NSX integration for Fortinet Fortigate Firewalls

Daniel Krieger

26. August 2024

Reading time: 4 min

NSX integration for Fortinet Fortigate Firewalls

Modern SDN solutions are flexible, fast and effective. The rules of the classic perimeter firewall should be exactly the same. To make life easier, Fortinet has an NSX integration that allows us to write our perimeter rules to dynamic NSX groups.

First things first

The Fortinet NSX integration works via a so-called external connector. For this purpose, the Fortigate contacts the NSX Manager at regular intervals and updates the previously imported groups. This allows us to use dynamic groups that were previously created in NSX using tags, for example.

First we need to configure our connector. To do this, go to the Fortigate at <Security Fabric> / <External Connectors> and click on <Create New>.

Here we need to enter our NSX Manager, if we have an NSX Manager Cluster then of course the Cluster VIP or FQDN is needed. We can define an update interval, this determines how long it takes to update the groups on the Fortigate. In my lab I chose 30 seconds, depending on the environment lower or higher values may make sense. In a productive environment, the certificate should always be verified. In my homelab environment I deliberately turned this off.
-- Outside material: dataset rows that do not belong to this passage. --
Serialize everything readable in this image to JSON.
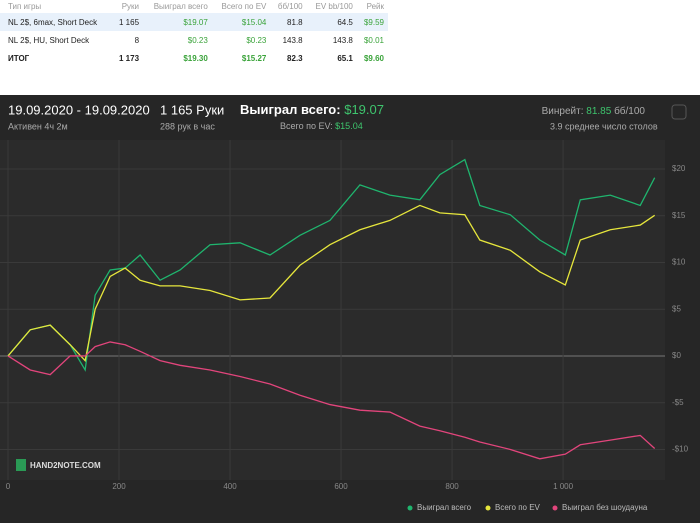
{
  "table": {
    "header": [
      "Тип игры",
      "Руки",
      "Выиграл всего",
      "Всего по EV",
      "бб/100",
      "EV bb/100",
      "Рейк"
    ],
    "rows": [
      [
        "NL 2$, 6max, Short Deck",
        "1 165",
        "$19.07",
        "$15.04",
        "81.8",
        "64.5",
        "$9.59"
      ],
      [
        "NL 2$, HU, Short Deck",
        "8",
        "$0.23",
        "$0.23",
        "143.8",
        "143.8",
        "$0.01"
      ],
      [
        "ИТОГ",
        "1 173",
        "$19.30",
        "$15.27",
        "82.3",
        "65.1",
        "$9.60"
      ]
    ]
  },
  "summary": {
    "period": "19.09.2020 - 19.09.2020",
    "active": "Активен 4ч 2м",
    "hands": "1 165 Руки",
    "rate": "288 рук в час",
    "won_label": "Выиграл всего:",
    "won_value": "$19.07",
    "ev_label": "Всего по EV:",
    "ev_value": "$15.04",
    "winrate_label": "Винрейт:",
    "winrate_value": "81.85",
    "winrate_unit": "бб/100",
    "tables": "3.9 среднее число столов",
    "logo": "HAND2NOTE.COM"
  },
  "chart_data": {
    "type": "line",
    "x": [
      0,
      40,
      76,
      112,
      139,
      157,
      184,
      211,
      238,
      274,
      310,
      364,
      418,
      472,
      526,
      580,
      634,
      688,
      742,
      778,
      823,
      850,
      905,
      958,
      1004,
      1031,
      1085,
      1139,
      1165
    ],
    "series": [
      {
        "name": "Выиграл всего",
        "color": "#1fb56e",
        "values": [
          0,
          2.8,
          3.3,
          1.2,
          -1.5,
          6.5,
          9.2,
          9.4,
          10.8,
          8.1,
          9.2,
          11.9,
          12.1,
          10.8,
          12.9,
          14.5,
          18.3,
          17.2,
          16.7,
          19.4,
          21,
          16.1,
          15.1,
          12.4,
          10.8,
          16.7,
          17.2,
          16.1,
          19.07
        ]
      },
      {
        "name": "Всего по EV",
        "color": "#e6e63c",
        "values": [
          0,
          2.8,
          3.3,
          1.2,
          -0.5,
          5,
          8.5,
          9.4,
          8.1,
          7.5,
          7.5,
          7,
          6,
          6.2,
          9.7,
          11.9,
          13.5,
          14.5,
          16.1,
          15.3,
          15.1,
          12.4,
          11.3,
          9,
          7.6,
          12.4,
          13.5,
          14,
          15.04
        ]
      },
      {
        "name": "Выиграл без шоудауна",
        "color": "#e2457c",
        "values": [
          0,
          -1.5,
          -2,
          0,
          0,
          1,
          1.5,
          1.2,
          0.5,
          -0.5,
          -1,
          -1.5,
          -2.2,
          -3,
          -4.2,
          -5.2,
          -5.8,
          -6,
          -7.5,
          -8,
          -8.7,
          -9.2,
          -10,
          -11,
          -10.5,
          -9.5,
          -9,
          -8.5,
          -9.9
        ]
      }
    ],
    "xlim": [
      0,
      1180
    ],
    "ylim": [
      -13,
      22.5
    ],
    "xticks": [
      0,
      200,
      400,
      600,
      800,
      {
        "value": 1000,
        "label": "1 000"
      }
    ],
    "yticks": [
      {
        "value": 20,
        "label": "$20"
      },
      {
        "value": 15,
        "label": "$15"
      },
      {
        "value": 10,
        "label": "$10"
      },
      {
        "value": 5,
        "label": "$5"
      },
      {
        "value": 0,
        "label": "$0"
      },
      {
        "value": -5,
        "label": "-$5"
      },
      {
        "value": -10,
        "label": "-$10"
      }
    ],
    "grid": true
  }
}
Importing the dynamic NSX groups

The groups need to be imported via the Fortigate CLI. This is relatively easy to do for all groups and specifically for individual groups. Groups imported this way will be automatically updated in the future. If new groups are configured in NSX, they must be imported via the CLI if they play a role in the rules.

execute nsx group import <SDN Connector> <VDOM> <group>

If you want to import all NSX groups, you need to omit the group name in the CLI call. In the screenshot you can see me importing the dFG_AlpineLinux NSX group. This uses an NSX tag to combine all VMs of type Alpine Linux into one security group.

In the Fortigate, you can now find the group under <Policy & Objects> / <Addresses> and use it like any other group in firewall policies. The NSX groups can be used not only for firewall rules, but also for policy-based routing via the SD-WAN feature.

In my example, I am prohibiting the Alpine Linux VMs from accessing the Internet. The current realised group assignment can be checked at any time via <Policy & Objects> / <Addresses> and a double click on the group.

Delete groups

Groups need to be deleted manually. The easiest way to do this is via the Fortigate CLI. To do this, execute the following CLI command:

execute nsx group delete <VDOM> <filter>

If you want to delete all groups, you can simply leave the filter empty. If a group is used in a firewall policy, it cannot be deleted and you will receive a message that the group is in use.

Testing the solution

To do this, I log on to the Alpine2 VM and check the current IP. The VM has currently been assigned 172.31.2.10. We can also find this on the Fortigate in our dFG_AlpineLinux group. I am trying to send an ICMP to the Internet, which is blocked by the Fortigate firewall as expected.

Next, I remove the Alpine Linux tag in the NSX, which ensures that the VM is no longer realised in the dFG_Alpine Linux group on the Fortigate after 30 seconds at the latest.

Finally, I repeated my ping test. As expected, Internet access is now without any problems.

Remarks

If the connection to NSX Manager is interrupted, group membership remains at the last synchronised state. This means that in highly dynamic environments, too much or too little traffic may be allowed or blocked. For this reason, the SDN connection should always be monitored. All group changes are saved in the Log SDN Connector Log of the Fortigate.

Use cases

One conceivable scenario would be to enable a dynamic firewall for VMs that are allowed to access the Internet. This can be done in NSX using a tag and a group. Every VM that does not have a tag and is therefore not in the group will be blocked at the Fortigate perimeter firewall.

The firewall rule allows everything that does not go into RFC1918 networks (private IP range). Of course, this is only a simple example and more complex setups are possible.